Character: Chemo
Publisher: DC Comics
Artist: Tom Kelly
Reviewer: Joel Priddy
Well, geez, this is pretty freakin’ cool.
Chemo, a walking chemical holocaust in a clear plastic shell, should be one of DC’s more terrifying villains, but that bad-boy image is seriously indercut by a doughboy figure. As an opponent of the Metal men, its goofy appearance fit in just fine. But, now that Dc is handling it as a serious threat, or at least as a four-color Hurricane Katrina metaphor, Chemo desperately needs a new, more menacing look.
And, let me ask you, would you want this Chemo walking towards your hometown? It looks toxic, volatile, and deeply malicious.
Tom Kelly has submitted a number of designs, all of which worked as neat-o illustrations, but I had to wonder how many of them would translate out of Kelly’s particular style. This one, especially, works as a character design as well as an illustration. Kelly’s Chemo would be more difficult to draw than the present incarnation, but that’s why cartoonists make the big bank, right?

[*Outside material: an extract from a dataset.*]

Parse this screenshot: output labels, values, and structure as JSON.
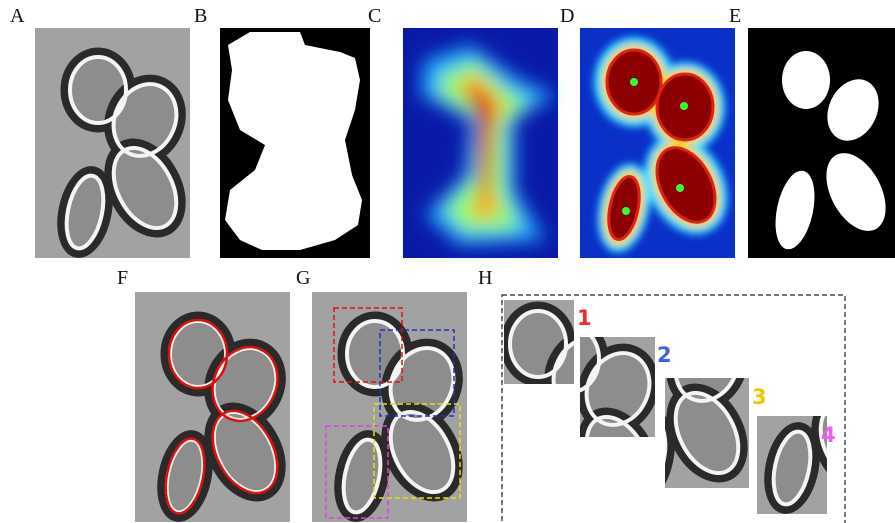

On a character level, an explanation would be needed for the sudden appearance of a skeleton amid Chemo’s swirling sludge. Chemo is nothing but a bunch of failed chemical experiments a whimsical and at least slightly moronic scientist poured into a giant humanoid-shaped plastic receptacle. The chemicals reacted to each other (something no scientist could have ever predicted happening), and the result was an unpleasant new form of life, capable of animating its shell and prone to rampages. So where does the skeleton come in? Did Chemo accrete it out of, uhm, say evil radioactive minerals? If so, why? Or did whoever patched it up after the Society splattered it all over Bludhaven provide in with it as part of an upgraded plastic suit?
In any case, congratulations to Tom Kelly for making Chemo’s appearnce match his character.